Setiap kota pasti memiliki makanan khas, yang
akan dicari oleh pecinta kuliner yang mendatangi wilayah tersebut. Akan tetapi,
nggak demikian dengan Batam. Sebagai wilayah yang baru terbentuk sekitar 25
tahunan, lumayan sulit untuk menemukan jenis masakan khas di kota ini. Dengan
penduduk yang sebagian besar berasal dari luar, justru makanan asal daerah
pendatang itu yang mewarnai suasana kuliner Batam.
Begitu repotnya menemukan makanan khas Batam, sehingga yang kucari justru
makanan yang familier dengan lidah sehari-hari di Jakarta. Salah
satunya adalah sebuah rumah makan. Namanya ”Warung Sunda Bu Joko”. Dari
segi makanannya saja mungkin sudah tergolong unik, untuk ukuran Batam,
mengingat rumah makan ini menyediakan bermacam sambal plus lalaban a la Sunda. Plus bemacam ikan air tawar. Unik, karena, kabarnya,
Batam harus mendatangkan sayuran dari pulau lain. Hasil alam yang bisa dicukupi
sendiri oleh Batam hanyalah ikan laut. Ikan air tawar pun, kabarnya, terpaksa
didatangkan dari luar pulau. Bagaimana mau beternak ikan air tawar?

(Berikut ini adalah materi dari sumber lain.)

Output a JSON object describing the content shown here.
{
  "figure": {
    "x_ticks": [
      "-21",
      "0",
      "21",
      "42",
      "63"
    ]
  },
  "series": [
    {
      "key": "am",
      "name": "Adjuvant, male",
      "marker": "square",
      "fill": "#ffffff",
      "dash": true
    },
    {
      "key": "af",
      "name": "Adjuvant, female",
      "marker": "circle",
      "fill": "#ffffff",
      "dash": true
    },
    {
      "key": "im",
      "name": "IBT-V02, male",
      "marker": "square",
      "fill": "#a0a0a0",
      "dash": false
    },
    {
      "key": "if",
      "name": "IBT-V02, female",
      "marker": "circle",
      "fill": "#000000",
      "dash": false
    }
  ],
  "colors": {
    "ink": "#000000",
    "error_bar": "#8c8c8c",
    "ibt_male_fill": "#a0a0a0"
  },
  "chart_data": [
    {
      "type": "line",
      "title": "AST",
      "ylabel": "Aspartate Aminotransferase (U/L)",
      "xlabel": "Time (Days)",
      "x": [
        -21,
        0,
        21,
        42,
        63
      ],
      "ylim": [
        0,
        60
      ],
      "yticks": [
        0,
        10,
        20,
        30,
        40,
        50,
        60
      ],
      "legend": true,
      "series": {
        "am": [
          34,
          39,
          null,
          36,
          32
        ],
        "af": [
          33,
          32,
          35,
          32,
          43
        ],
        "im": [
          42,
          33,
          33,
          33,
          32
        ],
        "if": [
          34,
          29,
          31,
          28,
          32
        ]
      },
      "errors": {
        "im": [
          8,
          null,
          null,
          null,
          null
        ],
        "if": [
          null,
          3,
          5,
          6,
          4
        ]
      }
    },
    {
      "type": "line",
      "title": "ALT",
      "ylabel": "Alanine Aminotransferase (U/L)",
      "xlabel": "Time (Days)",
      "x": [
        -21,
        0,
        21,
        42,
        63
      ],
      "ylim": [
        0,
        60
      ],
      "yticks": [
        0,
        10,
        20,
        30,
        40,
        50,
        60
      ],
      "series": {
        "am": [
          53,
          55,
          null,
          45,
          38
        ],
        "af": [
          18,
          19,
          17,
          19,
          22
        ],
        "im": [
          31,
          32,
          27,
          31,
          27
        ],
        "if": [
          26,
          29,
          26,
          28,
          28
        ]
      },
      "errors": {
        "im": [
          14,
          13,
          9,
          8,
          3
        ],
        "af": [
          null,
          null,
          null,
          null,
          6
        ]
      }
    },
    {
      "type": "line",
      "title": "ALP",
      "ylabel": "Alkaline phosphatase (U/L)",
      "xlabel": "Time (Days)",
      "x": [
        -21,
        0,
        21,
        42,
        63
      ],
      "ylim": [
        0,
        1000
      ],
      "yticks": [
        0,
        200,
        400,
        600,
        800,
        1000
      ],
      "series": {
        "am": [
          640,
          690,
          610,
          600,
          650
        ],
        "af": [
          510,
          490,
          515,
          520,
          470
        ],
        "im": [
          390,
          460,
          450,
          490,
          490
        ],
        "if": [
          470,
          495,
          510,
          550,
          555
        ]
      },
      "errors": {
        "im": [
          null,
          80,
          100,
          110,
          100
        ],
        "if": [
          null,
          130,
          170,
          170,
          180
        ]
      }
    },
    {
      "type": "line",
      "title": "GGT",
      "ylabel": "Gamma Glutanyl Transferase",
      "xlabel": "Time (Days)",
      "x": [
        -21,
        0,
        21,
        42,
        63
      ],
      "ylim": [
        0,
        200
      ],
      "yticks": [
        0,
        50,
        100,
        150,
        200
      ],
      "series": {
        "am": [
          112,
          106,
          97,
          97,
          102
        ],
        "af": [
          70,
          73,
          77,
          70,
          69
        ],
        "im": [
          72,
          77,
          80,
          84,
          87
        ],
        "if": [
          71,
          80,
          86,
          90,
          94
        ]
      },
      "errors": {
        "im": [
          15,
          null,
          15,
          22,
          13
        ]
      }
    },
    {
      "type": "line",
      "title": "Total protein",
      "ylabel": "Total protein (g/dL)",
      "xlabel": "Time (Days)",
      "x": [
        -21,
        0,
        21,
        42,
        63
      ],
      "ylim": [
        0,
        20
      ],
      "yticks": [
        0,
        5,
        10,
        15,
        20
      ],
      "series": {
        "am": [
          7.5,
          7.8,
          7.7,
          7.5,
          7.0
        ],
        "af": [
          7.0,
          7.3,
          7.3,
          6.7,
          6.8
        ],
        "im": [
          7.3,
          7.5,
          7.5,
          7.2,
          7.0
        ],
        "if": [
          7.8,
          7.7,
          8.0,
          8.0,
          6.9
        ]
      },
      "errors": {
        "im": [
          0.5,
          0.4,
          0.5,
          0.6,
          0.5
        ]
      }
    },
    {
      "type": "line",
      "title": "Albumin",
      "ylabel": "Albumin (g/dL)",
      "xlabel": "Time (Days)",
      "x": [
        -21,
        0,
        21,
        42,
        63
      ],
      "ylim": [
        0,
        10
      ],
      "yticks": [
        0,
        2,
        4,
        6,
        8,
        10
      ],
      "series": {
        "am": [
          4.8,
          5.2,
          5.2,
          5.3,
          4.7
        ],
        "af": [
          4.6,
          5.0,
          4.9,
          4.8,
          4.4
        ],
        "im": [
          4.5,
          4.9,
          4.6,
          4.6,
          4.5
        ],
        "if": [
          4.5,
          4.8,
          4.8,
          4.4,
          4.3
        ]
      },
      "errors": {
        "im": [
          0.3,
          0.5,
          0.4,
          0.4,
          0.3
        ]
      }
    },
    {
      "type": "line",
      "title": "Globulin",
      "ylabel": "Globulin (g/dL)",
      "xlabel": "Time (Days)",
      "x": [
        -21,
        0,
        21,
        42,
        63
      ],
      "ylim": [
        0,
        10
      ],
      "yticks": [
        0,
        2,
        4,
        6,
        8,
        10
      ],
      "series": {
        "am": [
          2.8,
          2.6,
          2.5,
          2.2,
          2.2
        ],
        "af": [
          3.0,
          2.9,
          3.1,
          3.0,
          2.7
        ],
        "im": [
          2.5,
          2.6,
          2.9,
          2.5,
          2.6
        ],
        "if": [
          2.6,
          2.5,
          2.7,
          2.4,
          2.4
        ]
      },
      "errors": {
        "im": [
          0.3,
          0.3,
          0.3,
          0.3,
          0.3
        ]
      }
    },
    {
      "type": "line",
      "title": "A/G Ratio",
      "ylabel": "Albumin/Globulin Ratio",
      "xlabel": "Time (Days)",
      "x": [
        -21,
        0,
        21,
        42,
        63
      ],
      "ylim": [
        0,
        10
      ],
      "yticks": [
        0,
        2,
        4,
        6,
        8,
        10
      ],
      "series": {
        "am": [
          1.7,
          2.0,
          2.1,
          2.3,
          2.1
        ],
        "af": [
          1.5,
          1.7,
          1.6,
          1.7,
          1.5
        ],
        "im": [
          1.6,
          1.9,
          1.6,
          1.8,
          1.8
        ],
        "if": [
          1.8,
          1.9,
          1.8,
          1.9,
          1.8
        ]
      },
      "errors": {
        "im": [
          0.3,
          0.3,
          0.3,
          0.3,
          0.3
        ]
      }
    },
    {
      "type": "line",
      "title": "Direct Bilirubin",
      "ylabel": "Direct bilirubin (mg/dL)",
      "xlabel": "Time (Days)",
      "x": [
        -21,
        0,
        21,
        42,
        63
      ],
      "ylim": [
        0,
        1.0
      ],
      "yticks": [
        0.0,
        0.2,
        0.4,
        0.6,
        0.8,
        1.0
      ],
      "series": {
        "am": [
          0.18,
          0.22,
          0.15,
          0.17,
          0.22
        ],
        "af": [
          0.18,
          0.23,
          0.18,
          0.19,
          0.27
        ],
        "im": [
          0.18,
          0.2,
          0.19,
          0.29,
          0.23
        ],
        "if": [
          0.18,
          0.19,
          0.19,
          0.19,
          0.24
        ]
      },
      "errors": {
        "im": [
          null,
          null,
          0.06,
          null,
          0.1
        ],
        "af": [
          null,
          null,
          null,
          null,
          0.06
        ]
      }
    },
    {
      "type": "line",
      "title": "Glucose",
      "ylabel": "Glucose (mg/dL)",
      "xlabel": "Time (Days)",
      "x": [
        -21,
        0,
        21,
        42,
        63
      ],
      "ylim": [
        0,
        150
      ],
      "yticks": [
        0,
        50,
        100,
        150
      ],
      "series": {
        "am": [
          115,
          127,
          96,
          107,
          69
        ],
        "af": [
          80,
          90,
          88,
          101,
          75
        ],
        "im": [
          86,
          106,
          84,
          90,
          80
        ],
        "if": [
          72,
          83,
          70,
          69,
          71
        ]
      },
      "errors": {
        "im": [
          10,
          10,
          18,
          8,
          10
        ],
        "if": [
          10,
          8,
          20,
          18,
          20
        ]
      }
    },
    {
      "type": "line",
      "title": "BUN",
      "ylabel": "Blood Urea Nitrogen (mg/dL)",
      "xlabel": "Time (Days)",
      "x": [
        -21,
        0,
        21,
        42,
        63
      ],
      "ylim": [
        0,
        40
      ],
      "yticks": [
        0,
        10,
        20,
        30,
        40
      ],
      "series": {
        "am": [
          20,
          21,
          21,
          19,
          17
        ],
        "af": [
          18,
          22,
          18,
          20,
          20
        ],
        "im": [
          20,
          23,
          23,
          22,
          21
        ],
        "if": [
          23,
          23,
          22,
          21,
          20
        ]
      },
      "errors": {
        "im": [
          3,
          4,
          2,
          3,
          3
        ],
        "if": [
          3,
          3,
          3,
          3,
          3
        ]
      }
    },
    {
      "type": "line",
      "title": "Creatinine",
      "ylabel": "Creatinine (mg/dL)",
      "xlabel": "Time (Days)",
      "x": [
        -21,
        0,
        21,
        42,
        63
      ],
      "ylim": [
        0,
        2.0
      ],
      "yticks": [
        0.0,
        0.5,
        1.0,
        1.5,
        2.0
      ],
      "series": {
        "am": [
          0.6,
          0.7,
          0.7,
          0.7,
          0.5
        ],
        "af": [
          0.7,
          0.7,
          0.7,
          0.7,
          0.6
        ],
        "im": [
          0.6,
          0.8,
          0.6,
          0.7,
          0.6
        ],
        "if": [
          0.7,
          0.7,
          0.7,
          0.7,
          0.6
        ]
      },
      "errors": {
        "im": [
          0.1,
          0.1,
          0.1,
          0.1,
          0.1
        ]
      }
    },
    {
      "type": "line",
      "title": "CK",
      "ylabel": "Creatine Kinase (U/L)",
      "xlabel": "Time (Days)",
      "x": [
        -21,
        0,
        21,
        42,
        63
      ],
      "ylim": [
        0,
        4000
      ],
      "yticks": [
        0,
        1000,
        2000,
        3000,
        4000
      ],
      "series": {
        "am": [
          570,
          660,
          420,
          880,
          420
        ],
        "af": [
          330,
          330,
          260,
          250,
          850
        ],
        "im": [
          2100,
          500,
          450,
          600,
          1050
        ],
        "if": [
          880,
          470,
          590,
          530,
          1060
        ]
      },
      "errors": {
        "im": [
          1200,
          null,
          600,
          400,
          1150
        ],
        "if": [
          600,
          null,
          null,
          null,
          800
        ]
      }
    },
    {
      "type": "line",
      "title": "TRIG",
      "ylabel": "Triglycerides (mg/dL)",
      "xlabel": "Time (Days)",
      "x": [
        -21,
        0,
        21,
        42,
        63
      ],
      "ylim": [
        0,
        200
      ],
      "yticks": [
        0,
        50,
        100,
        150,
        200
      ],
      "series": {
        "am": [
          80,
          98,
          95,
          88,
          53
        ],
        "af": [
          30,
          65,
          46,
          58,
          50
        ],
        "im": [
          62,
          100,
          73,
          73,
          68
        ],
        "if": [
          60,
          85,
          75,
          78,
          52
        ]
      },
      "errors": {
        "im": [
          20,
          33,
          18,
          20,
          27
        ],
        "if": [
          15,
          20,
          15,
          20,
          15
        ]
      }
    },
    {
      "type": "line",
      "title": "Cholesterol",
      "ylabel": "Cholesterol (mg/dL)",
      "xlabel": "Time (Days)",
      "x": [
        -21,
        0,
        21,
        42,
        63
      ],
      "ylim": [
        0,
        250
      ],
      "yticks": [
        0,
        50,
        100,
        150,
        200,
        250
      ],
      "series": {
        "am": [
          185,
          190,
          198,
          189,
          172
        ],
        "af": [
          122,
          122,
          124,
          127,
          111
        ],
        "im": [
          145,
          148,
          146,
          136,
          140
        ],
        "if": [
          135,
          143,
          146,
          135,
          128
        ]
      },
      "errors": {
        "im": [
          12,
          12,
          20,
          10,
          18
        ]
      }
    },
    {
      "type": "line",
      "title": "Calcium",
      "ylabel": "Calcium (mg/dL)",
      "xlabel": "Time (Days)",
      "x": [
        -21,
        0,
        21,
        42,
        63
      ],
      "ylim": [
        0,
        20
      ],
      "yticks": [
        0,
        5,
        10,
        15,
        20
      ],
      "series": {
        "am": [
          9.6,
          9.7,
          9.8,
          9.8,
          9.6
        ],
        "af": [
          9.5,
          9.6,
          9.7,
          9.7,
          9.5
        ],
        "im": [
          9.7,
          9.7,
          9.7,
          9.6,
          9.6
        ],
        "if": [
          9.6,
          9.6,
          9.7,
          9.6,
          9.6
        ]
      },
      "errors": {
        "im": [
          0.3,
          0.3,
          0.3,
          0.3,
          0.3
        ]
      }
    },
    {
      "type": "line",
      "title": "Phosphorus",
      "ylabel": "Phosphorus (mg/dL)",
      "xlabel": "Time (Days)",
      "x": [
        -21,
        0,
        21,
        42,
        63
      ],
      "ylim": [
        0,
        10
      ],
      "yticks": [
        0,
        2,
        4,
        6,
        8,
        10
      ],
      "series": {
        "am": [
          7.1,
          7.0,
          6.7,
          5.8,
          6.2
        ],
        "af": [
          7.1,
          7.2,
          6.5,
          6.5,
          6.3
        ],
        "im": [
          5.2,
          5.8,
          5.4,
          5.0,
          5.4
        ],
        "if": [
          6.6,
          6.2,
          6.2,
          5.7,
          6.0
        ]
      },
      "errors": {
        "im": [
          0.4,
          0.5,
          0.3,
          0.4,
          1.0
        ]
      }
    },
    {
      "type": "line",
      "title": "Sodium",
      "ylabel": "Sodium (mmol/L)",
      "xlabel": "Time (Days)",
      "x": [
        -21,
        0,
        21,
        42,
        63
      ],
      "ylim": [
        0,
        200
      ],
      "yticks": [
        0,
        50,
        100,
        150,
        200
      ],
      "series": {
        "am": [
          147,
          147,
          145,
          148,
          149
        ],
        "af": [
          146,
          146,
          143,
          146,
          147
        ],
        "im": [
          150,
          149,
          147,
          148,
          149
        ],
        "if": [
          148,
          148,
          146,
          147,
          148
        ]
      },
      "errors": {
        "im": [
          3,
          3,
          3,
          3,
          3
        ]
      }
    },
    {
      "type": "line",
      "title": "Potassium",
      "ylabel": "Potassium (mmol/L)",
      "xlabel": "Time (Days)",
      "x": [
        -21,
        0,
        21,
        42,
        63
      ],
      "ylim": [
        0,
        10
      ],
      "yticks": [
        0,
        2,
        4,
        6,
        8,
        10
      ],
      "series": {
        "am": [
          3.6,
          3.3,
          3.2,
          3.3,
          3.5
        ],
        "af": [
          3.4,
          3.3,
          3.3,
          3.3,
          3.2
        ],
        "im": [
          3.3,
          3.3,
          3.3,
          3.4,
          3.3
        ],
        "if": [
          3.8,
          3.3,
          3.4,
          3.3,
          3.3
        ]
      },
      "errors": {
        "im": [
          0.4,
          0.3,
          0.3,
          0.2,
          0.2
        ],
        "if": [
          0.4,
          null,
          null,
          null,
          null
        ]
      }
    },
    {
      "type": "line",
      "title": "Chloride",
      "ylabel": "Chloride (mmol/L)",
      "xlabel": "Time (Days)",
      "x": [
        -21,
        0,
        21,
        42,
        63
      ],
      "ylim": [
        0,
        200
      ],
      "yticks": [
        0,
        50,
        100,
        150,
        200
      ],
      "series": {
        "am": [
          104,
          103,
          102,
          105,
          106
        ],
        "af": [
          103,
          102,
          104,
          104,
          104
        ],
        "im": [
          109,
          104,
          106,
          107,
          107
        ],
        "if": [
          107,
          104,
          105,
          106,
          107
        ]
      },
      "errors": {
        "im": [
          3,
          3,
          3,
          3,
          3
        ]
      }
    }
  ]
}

Di Batam tidak terdapat sungai.
Dulu sewaktu aku masih tugas di Batam sekitar
tahun 1997 s.d 2002, warung Bu Joko masih kecil, hanya sepetak ruangan ruko
berkuran 3 x 6 meter aja. Kemarin waktu aku berkunjung kesana dalam rangka
dinas, aku terpana karena warung bu joko masih eksis dan tambah luas. Menempati
dua lantai ruko yang masing2 seluas 7 x 7 meter. Wawww hebat bener pikirku
dalam hati, karena perjuangan yang tak kenal lelah, akhirnya warung Bu Joko
identik dengan kota Batam.
Warga dan masyarakat yang tinggal disekitar
Nagoya pasti tahu warung ini, karena inilah satu-satunya tempat makan yang
menunya rumahan dan harganya sangat terjangkau. Tempat makan ini buka mulai
pukul 7 pagi hingga pukul 21 malam. Peminat yang datang dari pagi sampai menjelang
tutup tak pernah berhenti, bagaikan ombak ditepi laut silih berganti. Jika pagi
kebanyakan penghuni sekitar yang mau sarapan, jika siang hari warga pekerja
dari kantor sekitar Nagoya, kalau sore menjelang malam ada turis lokal dan para
penggemar masakan rumahan.
Saking kondang
dan larisnya warung satu ini,
kalau siang sampai susah dapat tempat duduk. Kalaupun dapat duduk terus belum
selesai makan sudah ditunggui orang lain yang juga akan makan disini. Lokasinya
berada di Nagoya Square-Batam bagian tengah, antara Goodway Hotel dan Lai Lai
Mutiara Hotel, menjadikan warung ini sangat strategis jika dituju dari sengala
penjuru di Batam. Ditambah para penghuni ruko sekitar hotel itu sangat padat,
apalagi harganya relatif murah dan menunya banyak pilihan.
Menu di sini antara lain; sop, sate
kambing, gulai kambing, ikan nila goreng, lele goreng, botok, pepes tahu, pepes
ayam, sayur asem, sayur lodeh, tempe bacem, tahu bacem, telor balado, iakan
asin goring, urap-urapan, sambel terasi, sambel ijo, lalap-lalapan, kerupuk,
berbagai jus dan masih banyak lagi. Bikin iler jadi ngeces walau cuma mendengar
aja.
Saat pertama kali dulu aku agak ragu, bagaimana pemilik warung dan
pelayan menilai harga makanan yang kita makan. Karena kita ngambil sendiri menunya
dengan cara prasmanan sesuai selera. Tak berapa lama setelah
aku menyuap makanan, seorang pelayan datang membawa segelas air putih untuk
minum. Aku nggak begitu memperhatikan apa yang dilakukan. Sejenak dia
meletakkan sepotong kertas putih di depan piringku. Oh… rupanya begini caranya.
Pelayan tersebut menghitung berapa yang harus ku bayar dengan melihat makanan
yang ada di piring. Aku jadi nggak kuatir salah sebut apa yang telah kumakan,
karena sudah dihitung. Nanti setelah selesai makan baru aku menuju kasir untuk
membayar semua yang tercantum dalam bon makanan.